Конечно, она проводила немного больше времени с отпетыми лохами, тратившими деньги на оба буклета, слепо шарящими в своих бумажниках, не отрывая глаз от тугого декольте, из которого сиськи, не ровен час, прямо в лицо им выпрыгнут. Вот же… болваны. Кое-кого Мортимер признал, в основном то были женатые парни. Чего они там не видели, интересно? Неужели мимолетный взгляд, фальшивая улыбочка и облачко духов взаправду стоили того? Помощник шерифа покачал головой — он не мог их понять.

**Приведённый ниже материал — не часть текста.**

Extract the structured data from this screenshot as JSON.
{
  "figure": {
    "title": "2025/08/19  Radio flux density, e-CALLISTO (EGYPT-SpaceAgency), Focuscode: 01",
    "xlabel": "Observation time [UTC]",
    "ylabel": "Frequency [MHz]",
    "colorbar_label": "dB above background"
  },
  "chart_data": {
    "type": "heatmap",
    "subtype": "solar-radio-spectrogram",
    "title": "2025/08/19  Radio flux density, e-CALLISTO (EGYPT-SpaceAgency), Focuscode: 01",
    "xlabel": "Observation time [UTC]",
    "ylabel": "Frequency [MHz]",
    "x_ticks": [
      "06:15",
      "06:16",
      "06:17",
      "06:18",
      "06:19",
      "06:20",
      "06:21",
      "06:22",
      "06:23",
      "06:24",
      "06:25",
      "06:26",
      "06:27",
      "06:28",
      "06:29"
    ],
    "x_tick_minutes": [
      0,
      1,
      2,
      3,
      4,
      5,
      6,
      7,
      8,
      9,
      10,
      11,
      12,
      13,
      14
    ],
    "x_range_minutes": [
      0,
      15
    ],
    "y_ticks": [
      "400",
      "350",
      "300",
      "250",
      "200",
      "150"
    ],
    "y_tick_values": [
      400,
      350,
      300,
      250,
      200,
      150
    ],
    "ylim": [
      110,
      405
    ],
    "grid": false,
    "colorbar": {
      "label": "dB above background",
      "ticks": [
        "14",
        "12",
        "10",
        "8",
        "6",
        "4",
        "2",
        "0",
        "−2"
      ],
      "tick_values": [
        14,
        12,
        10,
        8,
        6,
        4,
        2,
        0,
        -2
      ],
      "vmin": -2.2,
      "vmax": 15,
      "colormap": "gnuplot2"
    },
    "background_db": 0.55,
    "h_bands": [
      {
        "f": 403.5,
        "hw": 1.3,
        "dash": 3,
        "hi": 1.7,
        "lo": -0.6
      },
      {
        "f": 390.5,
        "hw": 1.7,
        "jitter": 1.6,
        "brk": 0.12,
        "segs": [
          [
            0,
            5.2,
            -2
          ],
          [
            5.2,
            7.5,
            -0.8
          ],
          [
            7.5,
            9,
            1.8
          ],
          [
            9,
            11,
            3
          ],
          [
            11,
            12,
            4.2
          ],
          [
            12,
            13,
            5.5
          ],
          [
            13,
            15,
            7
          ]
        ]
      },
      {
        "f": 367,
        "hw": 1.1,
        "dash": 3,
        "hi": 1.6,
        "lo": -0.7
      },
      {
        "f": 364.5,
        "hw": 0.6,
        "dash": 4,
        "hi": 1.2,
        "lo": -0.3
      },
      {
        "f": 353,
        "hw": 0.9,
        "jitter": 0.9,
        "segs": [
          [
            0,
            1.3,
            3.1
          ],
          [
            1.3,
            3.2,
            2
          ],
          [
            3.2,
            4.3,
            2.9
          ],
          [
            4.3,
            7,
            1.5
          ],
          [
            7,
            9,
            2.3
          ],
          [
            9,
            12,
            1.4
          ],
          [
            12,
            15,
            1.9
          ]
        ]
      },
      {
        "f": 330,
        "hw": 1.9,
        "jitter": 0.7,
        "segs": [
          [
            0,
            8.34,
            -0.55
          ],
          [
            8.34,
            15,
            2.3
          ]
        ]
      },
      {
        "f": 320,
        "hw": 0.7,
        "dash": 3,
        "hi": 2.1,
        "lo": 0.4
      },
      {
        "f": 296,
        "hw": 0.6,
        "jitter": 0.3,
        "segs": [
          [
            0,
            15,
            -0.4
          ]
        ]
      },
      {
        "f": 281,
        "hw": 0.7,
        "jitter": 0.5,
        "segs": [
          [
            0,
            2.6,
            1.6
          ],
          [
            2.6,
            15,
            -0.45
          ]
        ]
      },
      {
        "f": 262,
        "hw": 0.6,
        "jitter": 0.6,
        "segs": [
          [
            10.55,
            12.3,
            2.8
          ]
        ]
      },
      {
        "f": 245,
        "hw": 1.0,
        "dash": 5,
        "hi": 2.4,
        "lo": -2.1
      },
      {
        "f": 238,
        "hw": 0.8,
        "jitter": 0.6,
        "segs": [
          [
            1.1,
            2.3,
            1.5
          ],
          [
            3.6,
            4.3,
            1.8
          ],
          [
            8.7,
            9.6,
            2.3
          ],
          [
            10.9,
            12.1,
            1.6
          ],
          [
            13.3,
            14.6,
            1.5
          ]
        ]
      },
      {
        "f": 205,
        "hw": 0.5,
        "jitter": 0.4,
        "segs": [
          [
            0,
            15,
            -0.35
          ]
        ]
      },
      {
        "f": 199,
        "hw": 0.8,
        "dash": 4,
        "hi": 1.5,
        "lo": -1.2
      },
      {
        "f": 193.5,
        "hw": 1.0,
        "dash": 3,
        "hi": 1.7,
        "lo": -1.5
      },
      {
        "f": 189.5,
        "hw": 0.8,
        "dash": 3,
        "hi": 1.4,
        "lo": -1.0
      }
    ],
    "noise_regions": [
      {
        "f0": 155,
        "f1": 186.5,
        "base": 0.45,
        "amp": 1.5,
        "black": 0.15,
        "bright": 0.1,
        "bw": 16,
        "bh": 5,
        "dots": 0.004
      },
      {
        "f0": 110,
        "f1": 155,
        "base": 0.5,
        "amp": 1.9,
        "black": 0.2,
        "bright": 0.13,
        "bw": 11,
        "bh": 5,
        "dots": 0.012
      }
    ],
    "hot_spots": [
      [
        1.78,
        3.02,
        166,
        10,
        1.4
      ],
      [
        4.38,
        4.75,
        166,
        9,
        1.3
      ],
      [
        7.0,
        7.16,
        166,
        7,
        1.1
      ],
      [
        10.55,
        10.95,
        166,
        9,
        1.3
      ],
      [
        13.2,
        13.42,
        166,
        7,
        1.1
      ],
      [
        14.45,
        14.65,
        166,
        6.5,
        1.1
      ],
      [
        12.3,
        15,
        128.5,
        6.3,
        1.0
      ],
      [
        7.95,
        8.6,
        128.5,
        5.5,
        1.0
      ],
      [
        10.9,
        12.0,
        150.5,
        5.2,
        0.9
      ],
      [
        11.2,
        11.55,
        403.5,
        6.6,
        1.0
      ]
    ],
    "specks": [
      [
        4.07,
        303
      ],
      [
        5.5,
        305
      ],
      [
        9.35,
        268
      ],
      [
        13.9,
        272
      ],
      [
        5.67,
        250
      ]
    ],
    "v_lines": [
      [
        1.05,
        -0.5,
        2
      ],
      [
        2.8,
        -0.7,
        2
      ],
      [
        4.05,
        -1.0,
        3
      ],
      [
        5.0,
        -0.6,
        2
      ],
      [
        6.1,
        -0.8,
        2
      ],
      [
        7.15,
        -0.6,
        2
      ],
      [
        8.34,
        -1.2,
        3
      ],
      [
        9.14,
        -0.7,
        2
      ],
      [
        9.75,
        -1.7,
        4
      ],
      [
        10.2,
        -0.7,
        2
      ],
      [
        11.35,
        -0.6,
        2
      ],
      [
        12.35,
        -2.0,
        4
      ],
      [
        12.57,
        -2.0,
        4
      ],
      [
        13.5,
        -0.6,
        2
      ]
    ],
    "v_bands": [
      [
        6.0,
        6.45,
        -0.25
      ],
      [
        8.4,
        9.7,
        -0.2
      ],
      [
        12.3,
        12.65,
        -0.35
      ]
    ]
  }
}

Когда она подошла к нему, он ухмыльнулся и провел ребром ладони по шее. Она ухмыльнулась в ответ, причем в два раза шире.
— Не интересуетесь? — спросила она низким хриплым голосом.
— Нет, мэм. Вообще-то я здесь официально. — Он выделил голосом букву «О» в слове «официально», многозначительно растянув звук.
— Вот как? Вы женаты, офицер?
— Помощник шерифа, мэм. И я не думаю, что это ваше собачье дело.
Медсестра рассмеялась, обнажив большие крепкие зубы, идеально обрамленные кроваво-красными губами.
— Что ж, тогда извините, помощник шерифа.
Она сунула тонкую руку в тугой кармашек на бедре и достала маленький оранжевый квадратик картона. С секунду она рассматривала его так, словно это было что-то стоящее, а затем щелкнула им между двумя пальцами перед Дином Мортимером, как фокусница, исполняющая карточный трюк.
— Это еще что? Мне ничего от вас не ну…
— Это приглашение, красавчик. Не у всех оно есть. Но у тебя — будет.
Он наморщился, фыркнул. Медсестру это не задело — она осталась стоять на месте, протягивая картонное приглашение, зажатое между бледных пальцев. Помощник шерифа не мог не отметить блестящие лакированные ногти и до одури гладкую кожу на костяшках — его-то собственные походили на наждачку.
Улика, сказал он себе, принимая карточку. Это и впрямь оказался билет. На лицевой стороне простым жирным шрифтом значилось: «Пропуск на специальное ночное шоу на 1 лицо». Никакой разъяснительной информации. Дин нахмурился, глядя на картонку.
— До встречи на шоу, — сказала медсестра и направилась к следующему простофиле, толстяку, который глупо ухмылялся, словно втюрившийся пацан.
Помощник шерифа Дин Мортимер сунул билет в карман рубашки и сцепил пальцы, когда свет в зале начал тускнеть.